Workforce Retention for Suicide Prevention Programs

Paid staff and volunteers are critical to the daily functions of a rural suicide prevention program and its continued success. Therefore, it is important to consider strategies to retain the program's workforce. Employee retention is important for maintaining critical suicide prevention services. Salary, benefits, and opportunities for upward mobility are major components of employee retention. Unfortunately, this can be a challenge for rural areas where funding may already be limited, salaries are often lower, and positions with upward mobility may be fewer. Facing these challenges, rural health and mental health employers often lose their trained and qualified staff to higher-paying jobs in more populated and resource-rich areas. To combat these challenges and retain both paid employees and volunteers, job satisfaction and fulfillment are crucial to keeping workers engaged. This can include flexible work schedules, growth and leadership opportunities, and meaningful engagement with the community and one another. If staff or funds are limited, programs can partner with other organizations in the community to ensure they can continue to connect patients and clients with needed services.

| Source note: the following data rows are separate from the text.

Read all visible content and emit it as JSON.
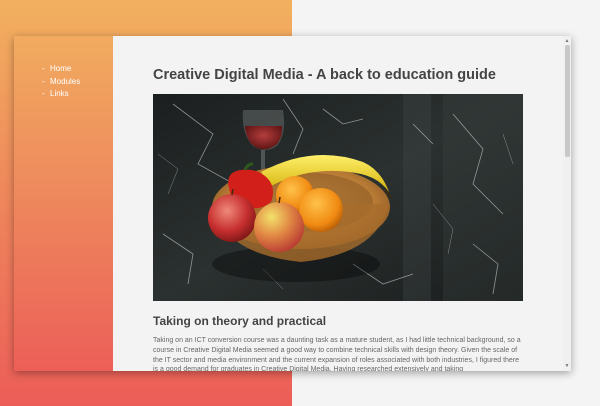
{
  "nav": {
    "items": [
      {
        "label": "Home"
      },
      {
        "label": "Modules"
      },
      {
        "label": "Links"
      }
    ]
  },
  "main": {
    "title": "Creative Digital Media - A back to education guide",
    "section_heading": "Taking on theory and practical",
    "paragraph": "Taking on an ICT conversion course was a daunting task as a mature student, as I had little technical background, so a course in Creative Digital Media seemed a good way to combine technical skills with design theory. Given the scale of the IT sector and media environment and the current expansion of roles associated with both industries, I figured there is a good demand for graduates in Creative Digital Media. Having researched extensively and taking"
  },
  "colors": {
    "gradient_top": "#f2b05f",
    "gradient_bottom": "#ec5d58",
    "title_text": "#444444",
    "body_text": "#666666"
  },
  "icons": {
    "scroll_up": "scroll-up-arrow-icon",
    "scroll_down": "scroll-down-arrow-icon"
  }
}
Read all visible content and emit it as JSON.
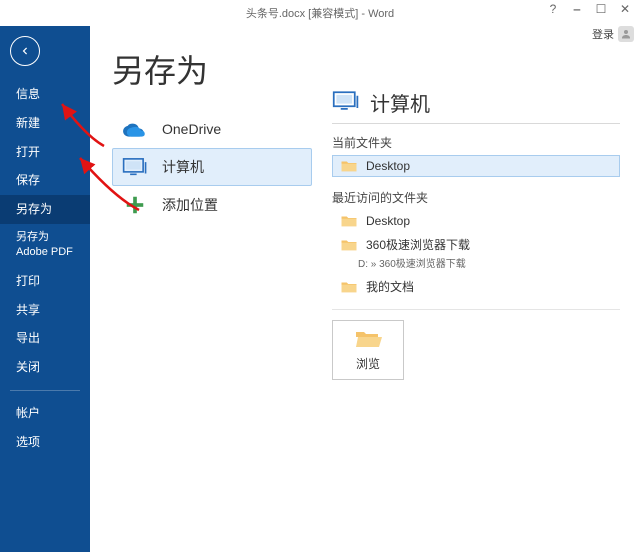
{
  "window": {
    "title": "头条号.docx [兼容模式] - Word",
    "login_label": "登录"
  },
  "sidebar": {
    "items": [
      {
        "label": "信息"
      },
      {
        "label": "新建"
      },
      {
        "label": "打开"
      },
      {
        "label": "保存"
      },
      {
        "label": "另存为"
      },
      {
        "label": "另存为 Adobe PDF"
      },
      {
        "label": "打印"
      },
      {
        "label": "共享"
      },
      {
        "label": "导出"
      },
      {
        "label": "关闭"
      }
    ],
    "items2": [
      {
        "label": "帐户"
      },
      {
        "label": "选项"
      }
    ]
  },
  "main": {
    "page_title": "另存为",
    "locations": {
      "onedrive": "OneDrive",
      "computer": "计算机",
      "add_place": "添加位置"
    },
    "right": {
      "heading": "计算机",
      "current_folder_label": "当前文件夹",
      "current_folder": "Desktop",
      "recent_label": "最近访问的文件夹",
      "recent": [
        {
          "name": "Desktop",
          "sub": ""
        },
        {
          "name": "360极速浏览器下载",
          "sub": "D: » 360极速浏览器下载"
        },
        {
          "name": "我的文档",
          "sub": ""
        }
      ],
      "browse_label": "浏览"
    }
  },
  "colors": {
    "brand": "#0f4e91",
    "select_bg": "#e1eefb",
    "select_border": "#a8ccee",
    "arrow": "#e11313"
  }
}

Many people who pursue work or volunteerism in suicide prevention may have been directly impacted by suicide themselves. As a result, workers may be very passionate about suicide prevention, bringing energy and new ideas to the program. However, the work may also be very personal and potentially emotionally taxing. Programs should take care to ensure that staff and volunteers are given emotional support and renewal opportunities to avoid burnout.